How can large publishers and media companies grow their digital marketing services business with SMBs? MatchCraft Senior Vice President of Business Development Brad Petersen offers three strategic tips based on his decades of sales management experience in local marketing.
When it comes to online marketing, small business owners are skeptical. Publishers are dealing with the ghosts of vendors past – companies that have introduced products that were less than ideal and didn’t really meet the needs of local businesses.
SMBs get pitched on digital marketing all the time, and they question the value they’re going to get, the products they’re being offered…everything. It’s very challenging for a rep walking into that conversation: How do I convince this client that we’re different? That we’re taking the high road, offering fully transparent products, leveraging the most effective technology and best practices in campaign management? That we’re focused not on grabbing the highest margin but on providing great value to our merchants so we can create a lasting relationship?
I’ve got three strategies I believe publishers and media companies must embrace to succeed in selling digital marketing to local businesses.
1. Go vertical – with products and sales teams
Traditional yellow pages companies or directories are horizontal players. For the most part, they’re selling the same product to every kind of business.
But when it comes to digital marketing, one size definitely does not fit all.
On the product side, publishers need to look at the verticals they’re serving and truly understand the differences. What’s important to service businesses? Is that the same thing that’s important to restaurants? Probably not. Products need to be designed around the needs of each business category. A digital marketing package for a plumber should focus on search ads with call tracking because plumbers care about leads. A package for restaurants needs to include social media and reputation management. Different products for different verticals.
Sales teams, too, should be aligned vertically. This presents challenges for companies whose sales reps have always been divided by territories. But the conversation around digital marketing is a lot more complex than traditional advertising – it takes longer and requires a deeper understanding of the business’s needs.
Can one rep really understand plumbing, restaurants and retail to the level of detail that’s needed for successful digital marketing sales? The sales teams I’ve led that have aligned by vertical have been much more effective because the reps become true experts in an industry. The more they understand it, the better they can present solutions that resonate with the merchant.
2. Embrace consultative selling
Transactional selling just does not work for digital marketing sales calls. Sales teams need to act as consultants to the merchants they work with. Each sales call takes longer and requires a proper needs analysis to uncover all the company’s priorities and pain points. A rep can’t make assumptions that just because the merchant is a plumber he needs X and Y.
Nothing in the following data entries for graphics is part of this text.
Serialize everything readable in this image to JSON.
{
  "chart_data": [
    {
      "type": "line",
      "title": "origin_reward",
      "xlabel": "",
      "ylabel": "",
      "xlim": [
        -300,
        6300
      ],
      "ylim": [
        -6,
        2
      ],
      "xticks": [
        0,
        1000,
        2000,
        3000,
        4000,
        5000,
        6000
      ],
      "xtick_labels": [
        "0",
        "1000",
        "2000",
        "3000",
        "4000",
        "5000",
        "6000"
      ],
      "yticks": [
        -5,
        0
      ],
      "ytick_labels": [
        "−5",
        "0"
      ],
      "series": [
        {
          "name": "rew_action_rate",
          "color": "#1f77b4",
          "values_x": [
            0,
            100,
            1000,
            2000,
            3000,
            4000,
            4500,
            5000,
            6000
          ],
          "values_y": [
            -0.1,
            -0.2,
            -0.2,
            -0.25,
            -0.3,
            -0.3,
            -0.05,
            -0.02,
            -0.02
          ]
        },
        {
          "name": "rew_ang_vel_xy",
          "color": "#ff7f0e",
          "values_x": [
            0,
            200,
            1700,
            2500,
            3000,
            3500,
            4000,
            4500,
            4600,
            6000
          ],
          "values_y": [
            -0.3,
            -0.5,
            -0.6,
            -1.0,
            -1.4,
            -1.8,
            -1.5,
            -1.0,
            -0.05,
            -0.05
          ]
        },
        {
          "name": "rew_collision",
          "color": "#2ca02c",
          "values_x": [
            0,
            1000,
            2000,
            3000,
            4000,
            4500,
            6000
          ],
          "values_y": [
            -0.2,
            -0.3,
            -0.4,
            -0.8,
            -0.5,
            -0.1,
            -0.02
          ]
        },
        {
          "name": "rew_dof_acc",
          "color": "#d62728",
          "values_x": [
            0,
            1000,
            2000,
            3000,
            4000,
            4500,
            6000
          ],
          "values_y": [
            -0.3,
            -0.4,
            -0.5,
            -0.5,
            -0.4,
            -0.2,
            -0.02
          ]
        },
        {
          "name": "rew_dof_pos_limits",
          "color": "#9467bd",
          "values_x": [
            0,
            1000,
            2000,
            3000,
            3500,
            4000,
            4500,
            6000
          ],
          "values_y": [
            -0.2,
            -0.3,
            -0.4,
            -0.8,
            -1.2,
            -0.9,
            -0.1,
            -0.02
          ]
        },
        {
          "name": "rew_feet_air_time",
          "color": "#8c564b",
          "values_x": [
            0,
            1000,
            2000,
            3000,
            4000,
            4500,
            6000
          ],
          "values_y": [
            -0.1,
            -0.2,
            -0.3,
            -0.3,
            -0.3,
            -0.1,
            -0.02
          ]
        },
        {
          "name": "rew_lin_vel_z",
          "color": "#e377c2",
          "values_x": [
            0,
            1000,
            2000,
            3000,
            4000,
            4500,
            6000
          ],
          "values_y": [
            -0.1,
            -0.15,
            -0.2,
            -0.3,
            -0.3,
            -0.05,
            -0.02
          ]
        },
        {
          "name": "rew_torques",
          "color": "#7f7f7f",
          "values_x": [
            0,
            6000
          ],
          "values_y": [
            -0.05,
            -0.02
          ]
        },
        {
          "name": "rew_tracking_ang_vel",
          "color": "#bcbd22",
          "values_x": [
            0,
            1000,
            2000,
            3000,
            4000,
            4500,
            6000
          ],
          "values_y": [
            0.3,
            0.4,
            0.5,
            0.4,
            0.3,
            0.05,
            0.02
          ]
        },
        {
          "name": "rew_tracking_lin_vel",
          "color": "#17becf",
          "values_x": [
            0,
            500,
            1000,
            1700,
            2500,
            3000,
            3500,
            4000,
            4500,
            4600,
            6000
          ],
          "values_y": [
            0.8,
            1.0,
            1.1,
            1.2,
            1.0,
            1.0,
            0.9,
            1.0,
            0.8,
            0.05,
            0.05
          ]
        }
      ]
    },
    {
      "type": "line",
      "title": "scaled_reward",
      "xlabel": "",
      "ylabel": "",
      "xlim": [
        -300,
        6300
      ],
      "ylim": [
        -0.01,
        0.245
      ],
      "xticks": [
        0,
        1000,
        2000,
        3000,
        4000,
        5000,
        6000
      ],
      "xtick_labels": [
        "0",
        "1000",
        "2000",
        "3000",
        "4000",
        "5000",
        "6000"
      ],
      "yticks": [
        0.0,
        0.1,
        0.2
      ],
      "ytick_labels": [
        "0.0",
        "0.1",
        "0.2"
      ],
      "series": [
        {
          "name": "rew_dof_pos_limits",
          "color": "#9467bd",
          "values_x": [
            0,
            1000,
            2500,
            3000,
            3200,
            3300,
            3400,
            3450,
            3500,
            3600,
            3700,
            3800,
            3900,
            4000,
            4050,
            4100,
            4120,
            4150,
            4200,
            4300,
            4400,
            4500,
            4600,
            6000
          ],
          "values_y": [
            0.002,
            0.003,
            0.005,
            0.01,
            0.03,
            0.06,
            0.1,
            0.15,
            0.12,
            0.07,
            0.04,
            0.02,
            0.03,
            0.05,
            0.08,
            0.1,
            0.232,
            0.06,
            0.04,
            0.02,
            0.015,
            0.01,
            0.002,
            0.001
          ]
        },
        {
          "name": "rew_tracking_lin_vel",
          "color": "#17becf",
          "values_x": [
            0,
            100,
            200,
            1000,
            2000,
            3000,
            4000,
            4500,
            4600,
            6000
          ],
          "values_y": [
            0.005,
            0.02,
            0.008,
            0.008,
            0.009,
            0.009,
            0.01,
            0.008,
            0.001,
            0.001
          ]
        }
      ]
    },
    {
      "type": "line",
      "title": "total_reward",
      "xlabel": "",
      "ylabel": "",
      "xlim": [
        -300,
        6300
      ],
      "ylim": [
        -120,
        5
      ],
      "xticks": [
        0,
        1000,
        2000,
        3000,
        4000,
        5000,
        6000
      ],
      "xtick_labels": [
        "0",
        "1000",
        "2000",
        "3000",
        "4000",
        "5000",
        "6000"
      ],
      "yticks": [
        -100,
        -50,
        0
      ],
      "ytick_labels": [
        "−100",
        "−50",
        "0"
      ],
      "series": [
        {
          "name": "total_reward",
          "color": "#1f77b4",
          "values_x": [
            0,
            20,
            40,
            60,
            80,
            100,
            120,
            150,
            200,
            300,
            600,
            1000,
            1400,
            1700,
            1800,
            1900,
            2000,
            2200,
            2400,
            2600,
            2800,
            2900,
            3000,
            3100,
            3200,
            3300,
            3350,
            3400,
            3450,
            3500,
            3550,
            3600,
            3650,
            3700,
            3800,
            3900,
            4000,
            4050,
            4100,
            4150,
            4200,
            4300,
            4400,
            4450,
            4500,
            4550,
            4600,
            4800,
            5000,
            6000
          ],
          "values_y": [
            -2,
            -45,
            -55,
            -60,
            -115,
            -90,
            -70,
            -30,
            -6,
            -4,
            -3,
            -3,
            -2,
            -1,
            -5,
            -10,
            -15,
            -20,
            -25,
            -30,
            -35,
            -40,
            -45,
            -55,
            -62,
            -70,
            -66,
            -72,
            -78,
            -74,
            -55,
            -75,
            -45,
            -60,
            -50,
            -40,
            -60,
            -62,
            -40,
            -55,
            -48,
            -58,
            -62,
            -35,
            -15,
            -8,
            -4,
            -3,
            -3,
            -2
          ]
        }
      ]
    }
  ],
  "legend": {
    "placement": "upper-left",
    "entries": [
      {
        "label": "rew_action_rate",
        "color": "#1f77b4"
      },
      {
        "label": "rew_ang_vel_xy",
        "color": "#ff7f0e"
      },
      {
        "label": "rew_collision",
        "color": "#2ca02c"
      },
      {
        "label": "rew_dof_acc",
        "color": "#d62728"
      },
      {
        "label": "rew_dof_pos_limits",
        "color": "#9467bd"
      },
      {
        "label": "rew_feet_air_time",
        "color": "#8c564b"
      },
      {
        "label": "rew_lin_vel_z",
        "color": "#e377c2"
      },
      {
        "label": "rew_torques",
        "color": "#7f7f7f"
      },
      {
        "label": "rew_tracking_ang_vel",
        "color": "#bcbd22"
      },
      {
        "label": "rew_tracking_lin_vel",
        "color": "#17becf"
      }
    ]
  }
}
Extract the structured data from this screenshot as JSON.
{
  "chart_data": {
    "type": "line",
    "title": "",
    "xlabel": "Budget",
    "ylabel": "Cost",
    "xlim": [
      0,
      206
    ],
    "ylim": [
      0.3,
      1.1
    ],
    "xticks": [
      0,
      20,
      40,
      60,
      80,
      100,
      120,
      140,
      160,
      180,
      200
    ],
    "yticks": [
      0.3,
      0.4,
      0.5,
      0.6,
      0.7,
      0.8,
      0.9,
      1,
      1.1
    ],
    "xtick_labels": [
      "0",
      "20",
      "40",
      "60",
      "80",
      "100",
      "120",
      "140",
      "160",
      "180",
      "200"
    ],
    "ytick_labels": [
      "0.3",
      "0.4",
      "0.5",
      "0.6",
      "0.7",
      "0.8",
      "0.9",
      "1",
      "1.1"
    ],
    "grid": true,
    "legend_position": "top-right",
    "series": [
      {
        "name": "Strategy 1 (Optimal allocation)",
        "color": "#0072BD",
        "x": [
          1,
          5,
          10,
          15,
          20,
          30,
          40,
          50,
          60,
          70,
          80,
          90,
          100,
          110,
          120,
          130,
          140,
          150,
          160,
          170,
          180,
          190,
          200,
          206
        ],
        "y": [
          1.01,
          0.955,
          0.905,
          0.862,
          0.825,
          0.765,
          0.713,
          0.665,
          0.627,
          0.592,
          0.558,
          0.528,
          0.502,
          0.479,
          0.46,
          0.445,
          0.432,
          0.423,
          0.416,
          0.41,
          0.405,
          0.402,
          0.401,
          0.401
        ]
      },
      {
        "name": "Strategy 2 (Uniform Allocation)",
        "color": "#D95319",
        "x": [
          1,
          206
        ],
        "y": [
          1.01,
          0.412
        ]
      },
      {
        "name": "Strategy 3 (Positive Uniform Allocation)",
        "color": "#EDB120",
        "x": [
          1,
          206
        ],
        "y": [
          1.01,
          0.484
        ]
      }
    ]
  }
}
Has the plumber used search marketing before? If so, what was that experience like? Which particular services bring in the most money at the highest margins?
You have to ask a lot of questions to be able to bring the best solution to the table.
Small business owners are busy and reps have to earn the right to have that longer conversation. How do they do that? With proper pre-call planning. The more intelligence the rep brings to the first meeting, the more value he or she is delivering up front – and that’s what keeps the SMB listening.
Most companies now know that consultative selling is the best way to sell. But management has to understand that what used to be a 20-minute sales call turns into an hour. A rep who used to contact 200 merchants a week now talks to 40, or 20, or maybe even 10. The problem is that the first time a sales organization doesn’t meet its goals, the knee-jerk reaction is to revert to transactional selling – “I want you to talk to 200 merchants this week!” It’s a shame when that happens, and it rarely helps.
Organizations that have the discipline to stay the course will find that the long sales call only happens the first time: Once you’ve educated the client, once you’ve provided good products with excellent service, subsequent contacts are much shorter. And the closing rate and average value order are higher.
3. Set proper expectations
Sales reps need to make sure they’re giving clients a realistic sense for the results they’re likely to get. We’re dealing with the most quantifiable form of media the world has ever seen, which is great: We’ve got a ton of metrics and key performance indicators we can share with clients to show them how their campaigns are performing and how their marketing dollars are affecting their business. Click-through rate, cost per click, quality scores, conversions – these are powerful pieces of data.
Having an always-available online dashboard like MatchCraft’s Merchant Center really helps, because it’s so easy for SMBs to look at their numbers.
But sales teams need to know enough to be able to put the numbers into the right context. Sales reps are notorious for saying whatever they need to say to make or keep the sale, and the less scrupulous reps in our industry haven’t helped. Sales teams need to communicate to clients how long it will take to see results, what the products they’re investing in are likely to do for their business, and what kind of ROI they should be expecting.
Understand the different kinds of digital advertising, because they all need to be sold differently. Don’t tell a client that display campaigns will drive phone calls. Sell based on what the product is designed to do, and make it about the customer: Here’s what we’re going to do, here’s why it’s important, and here’s how it’s going to benefit you.
The key is transparency – that’s what’s going to earn back the trust of the SMBs who’ve been burned by other digital marketing companies in the past.